Early evidence suggests that both Payrolls and the CPI will slow in February, as well.  Initial and Continuing Claims are above their January average in the latest week.  And Retail Gasoline Prices have flattened out in early February.  They are still above the January average, but the m/m increase so far is smaller than in January.  Longer-term inflation expectations appear to remain in check.  The 5-year inflation expectations reported in the University of Michigan Consumer Sentiment stayed at 2.9% in mid-February.  

The stock market should view the gradual approach of Fed policy positively, even if the rate hikes persist into the Spring.   A modest pace of tightening increases the odds that the economy will slow without falling into recession.  It shows that the Fed is not ignoring growth while focusing on fighting inflation.  This, in turn, means that the financial markets should not tighten so much as to precipitate a downturn in economic activity, based on the idea that the markets move in ways to achieve the Fed's targets.

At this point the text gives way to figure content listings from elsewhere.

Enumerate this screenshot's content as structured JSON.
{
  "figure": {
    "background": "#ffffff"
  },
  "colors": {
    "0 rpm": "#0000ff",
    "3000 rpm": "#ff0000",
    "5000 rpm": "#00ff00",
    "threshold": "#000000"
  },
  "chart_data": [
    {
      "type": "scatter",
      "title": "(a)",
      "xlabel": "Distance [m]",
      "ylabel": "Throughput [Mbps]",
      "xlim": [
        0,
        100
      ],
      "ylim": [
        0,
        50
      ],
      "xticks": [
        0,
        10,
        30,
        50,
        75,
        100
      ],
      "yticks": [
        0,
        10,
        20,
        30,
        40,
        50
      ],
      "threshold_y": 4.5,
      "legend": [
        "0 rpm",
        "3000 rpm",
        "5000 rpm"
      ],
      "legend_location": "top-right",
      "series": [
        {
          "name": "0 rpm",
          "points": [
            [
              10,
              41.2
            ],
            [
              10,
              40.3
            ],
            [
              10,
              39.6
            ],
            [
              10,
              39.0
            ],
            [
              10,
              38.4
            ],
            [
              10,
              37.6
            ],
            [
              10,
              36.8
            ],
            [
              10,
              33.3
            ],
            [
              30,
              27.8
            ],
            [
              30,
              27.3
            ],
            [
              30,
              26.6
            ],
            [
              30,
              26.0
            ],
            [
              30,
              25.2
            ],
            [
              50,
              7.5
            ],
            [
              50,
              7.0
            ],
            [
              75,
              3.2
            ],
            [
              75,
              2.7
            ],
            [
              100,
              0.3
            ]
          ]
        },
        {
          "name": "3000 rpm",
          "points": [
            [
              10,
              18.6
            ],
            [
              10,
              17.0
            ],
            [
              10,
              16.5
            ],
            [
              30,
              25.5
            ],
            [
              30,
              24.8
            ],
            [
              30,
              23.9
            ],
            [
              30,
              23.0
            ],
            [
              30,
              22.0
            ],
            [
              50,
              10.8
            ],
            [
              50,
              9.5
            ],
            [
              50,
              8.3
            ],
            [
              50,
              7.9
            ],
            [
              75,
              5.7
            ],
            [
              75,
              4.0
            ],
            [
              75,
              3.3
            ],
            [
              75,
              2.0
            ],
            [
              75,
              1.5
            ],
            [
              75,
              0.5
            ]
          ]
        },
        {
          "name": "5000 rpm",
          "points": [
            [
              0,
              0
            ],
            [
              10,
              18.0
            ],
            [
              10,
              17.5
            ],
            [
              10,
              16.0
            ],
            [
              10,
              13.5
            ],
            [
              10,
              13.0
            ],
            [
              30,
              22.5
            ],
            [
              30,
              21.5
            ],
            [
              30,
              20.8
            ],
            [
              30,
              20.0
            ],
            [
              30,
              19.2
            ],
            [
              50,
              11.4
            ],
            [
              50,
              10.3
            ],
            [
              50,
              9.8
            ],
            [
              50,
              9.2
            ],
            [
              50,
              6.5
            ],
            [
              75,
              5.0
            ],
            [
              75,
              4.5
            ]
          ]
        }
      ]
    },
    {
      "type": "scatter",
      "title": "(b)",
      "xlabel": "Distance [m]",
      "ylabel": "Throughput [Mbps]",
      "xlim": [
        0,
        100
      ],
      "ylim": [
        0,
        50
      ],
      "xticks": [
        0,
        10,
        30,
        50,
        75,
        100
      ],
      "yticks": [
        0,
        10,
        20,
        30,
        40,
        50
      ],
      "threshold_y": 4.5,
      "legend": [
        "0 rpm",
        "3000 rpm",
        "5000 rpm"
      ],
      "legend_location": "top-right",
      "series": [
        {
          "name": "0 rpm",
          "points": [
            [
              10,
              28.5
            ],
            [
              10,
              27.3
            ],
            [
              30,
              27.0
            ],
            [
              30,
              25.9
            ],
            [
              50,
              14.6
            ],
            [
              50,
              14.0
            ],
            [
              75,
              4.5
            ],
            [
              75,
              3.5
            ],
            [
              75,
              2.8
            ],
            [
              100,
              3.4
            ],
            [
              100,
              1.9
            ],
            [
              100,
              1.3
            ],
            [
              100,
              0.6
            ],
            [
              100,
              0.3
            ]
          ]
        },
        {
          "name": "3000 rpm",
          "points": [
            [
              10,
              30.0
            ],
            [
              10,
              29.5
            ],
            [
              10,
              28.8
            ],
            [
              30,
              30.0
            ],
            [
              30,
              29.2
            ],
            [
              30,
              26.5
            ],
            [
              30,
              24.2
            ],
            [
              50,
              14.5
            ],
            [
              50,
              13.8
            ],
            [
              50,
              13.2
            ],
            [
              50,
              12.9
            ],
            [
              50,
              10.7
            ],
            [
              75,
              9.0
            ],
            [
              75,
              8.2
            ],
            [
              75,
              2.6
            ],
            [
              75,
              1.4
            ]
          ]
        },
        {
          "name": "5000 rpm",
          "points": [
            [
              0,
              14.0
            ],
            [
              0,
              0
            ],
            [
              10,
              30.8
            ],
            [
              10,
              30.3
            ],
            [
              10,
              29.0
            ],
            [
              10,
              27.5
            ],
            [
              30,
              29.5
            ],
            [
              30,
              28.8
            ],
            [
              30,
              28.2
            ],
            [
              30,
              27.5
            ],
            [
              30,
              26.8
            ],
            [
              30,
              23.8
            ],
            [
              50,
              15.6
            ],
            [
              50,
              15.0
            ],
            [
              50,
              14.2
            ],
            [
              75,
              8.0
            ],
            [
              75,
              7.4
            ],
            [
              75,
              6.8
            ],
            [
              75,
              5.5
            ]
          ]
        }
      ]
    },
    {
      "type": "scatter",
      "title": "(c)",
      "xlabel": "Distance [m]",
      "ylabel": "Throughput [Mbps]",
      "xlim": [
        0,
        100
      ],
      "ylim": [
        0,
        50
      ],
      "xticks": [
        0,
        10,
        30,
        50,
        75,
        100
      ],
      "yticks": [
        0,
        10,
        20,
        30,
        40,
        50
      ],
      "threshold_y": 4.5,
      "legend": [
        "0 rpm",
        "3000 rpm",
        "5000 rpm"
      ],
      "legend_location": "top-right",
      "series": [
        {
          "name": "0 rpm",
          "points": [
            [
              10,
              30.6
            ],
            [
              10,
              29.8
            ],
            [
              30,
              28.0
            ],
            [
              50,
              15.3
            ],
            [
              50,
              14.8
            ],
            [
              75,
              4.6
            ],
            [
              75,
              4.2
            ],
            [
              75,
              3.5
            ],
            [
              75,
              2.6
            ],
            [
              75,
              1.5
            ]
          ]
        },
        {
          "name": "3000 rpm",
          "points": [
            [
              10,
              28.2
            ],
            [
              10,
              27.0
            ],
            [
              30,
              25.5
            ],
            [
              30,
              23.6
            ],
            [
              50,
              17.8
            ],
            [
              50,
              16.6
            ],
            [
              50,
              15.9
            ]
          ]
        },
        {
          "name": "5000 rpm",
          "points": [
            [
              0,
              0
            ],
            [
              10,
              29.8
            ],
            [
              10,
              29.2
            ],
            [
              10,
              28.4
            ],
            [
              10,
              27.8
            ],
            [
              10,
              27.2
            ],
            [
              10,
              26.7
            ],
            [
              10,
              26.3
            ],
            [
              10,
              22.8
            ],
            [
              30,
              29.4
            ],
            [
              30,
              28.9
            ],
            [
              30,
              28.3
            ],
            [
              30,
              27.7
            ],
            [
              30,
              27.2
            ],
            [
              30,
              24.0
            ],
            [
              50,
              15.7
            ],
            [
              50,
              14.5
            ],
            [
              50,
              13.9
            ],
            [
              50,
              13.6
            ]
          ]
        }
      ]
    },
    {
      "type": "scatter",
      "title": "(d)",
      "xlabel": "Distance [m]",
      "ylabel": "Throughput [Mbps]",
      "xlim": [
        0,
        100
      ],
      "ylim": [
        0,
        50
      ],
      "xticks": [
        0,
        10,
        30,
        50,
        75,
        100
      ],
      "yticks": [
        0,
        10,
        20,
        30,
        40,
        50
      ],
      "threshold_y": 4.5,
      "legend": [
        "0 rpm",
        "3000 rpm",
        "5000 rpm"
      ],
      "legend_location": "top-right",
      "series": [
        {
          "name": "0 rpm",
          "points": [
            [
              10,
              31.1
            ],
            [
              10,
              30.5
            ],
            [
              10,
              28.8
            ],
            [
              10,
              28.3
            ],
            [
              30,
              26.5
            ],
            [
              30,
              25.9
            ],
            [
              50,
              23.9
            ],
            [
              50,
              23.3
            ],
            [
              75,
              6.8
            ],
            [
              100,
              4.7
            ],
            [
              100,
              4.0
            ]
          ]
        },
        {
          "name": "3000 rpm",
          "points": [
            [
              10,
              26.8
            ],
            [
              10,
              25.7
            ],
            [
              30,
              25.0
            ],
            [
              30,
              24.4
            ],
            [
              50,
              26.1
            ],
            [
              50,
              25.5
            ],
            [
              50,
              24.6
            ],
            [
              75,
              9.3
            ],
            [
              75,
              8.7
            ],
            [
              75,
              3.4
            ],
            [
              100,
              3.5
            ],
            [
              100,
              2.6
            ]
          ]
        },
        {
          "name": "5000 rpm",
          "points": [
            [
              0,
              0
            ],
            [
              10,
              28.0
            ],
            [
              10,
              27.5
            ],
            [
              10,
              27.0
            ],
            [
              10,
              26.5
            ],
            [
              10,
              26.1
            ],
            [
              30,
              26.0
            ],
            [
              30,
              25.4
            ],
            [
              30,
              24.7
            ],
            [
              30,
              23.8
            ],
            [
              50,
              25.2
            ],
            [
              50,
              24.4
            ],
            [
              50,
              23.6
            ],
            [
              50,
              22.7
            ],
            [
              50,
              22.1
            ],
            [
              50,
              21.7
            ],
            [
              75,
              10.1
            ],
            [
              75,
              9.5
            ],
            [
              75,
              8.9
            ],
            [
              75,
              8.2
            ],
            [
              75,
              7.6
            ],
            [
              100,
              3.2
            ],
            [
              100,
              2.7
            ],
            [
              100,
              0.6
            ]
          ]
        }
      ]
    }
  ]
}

Even without a slowdown, the increases in labor and commodity costs should force companies to make cost-saving adjustments.   This may be behind the recent large layoff announcements.  An interesting possibility relates to restaurants.   Higher wages and food prices have boosted meal prices at restaurants.  A broad-based shift to home cooking in response could prompt restaurants to reduce labor costs by becoming more efficient.  The alternative could be to go out of business.  In either case, the recent surge in restaurant jobs may soon come to an end.  Shifts like this are occurring already.  Consumers are reported to have shifted from buying higher-priced brand-named foods to lower-priced store-branded foods at supermarkets.  Generally, labor-/commodity-intensive industries are at a competitive disadvantage.  Market forces precipitated by the run-up in wages and commodity prices, even without slower growth, will push them in ways to cut costs and thereby hold down prices.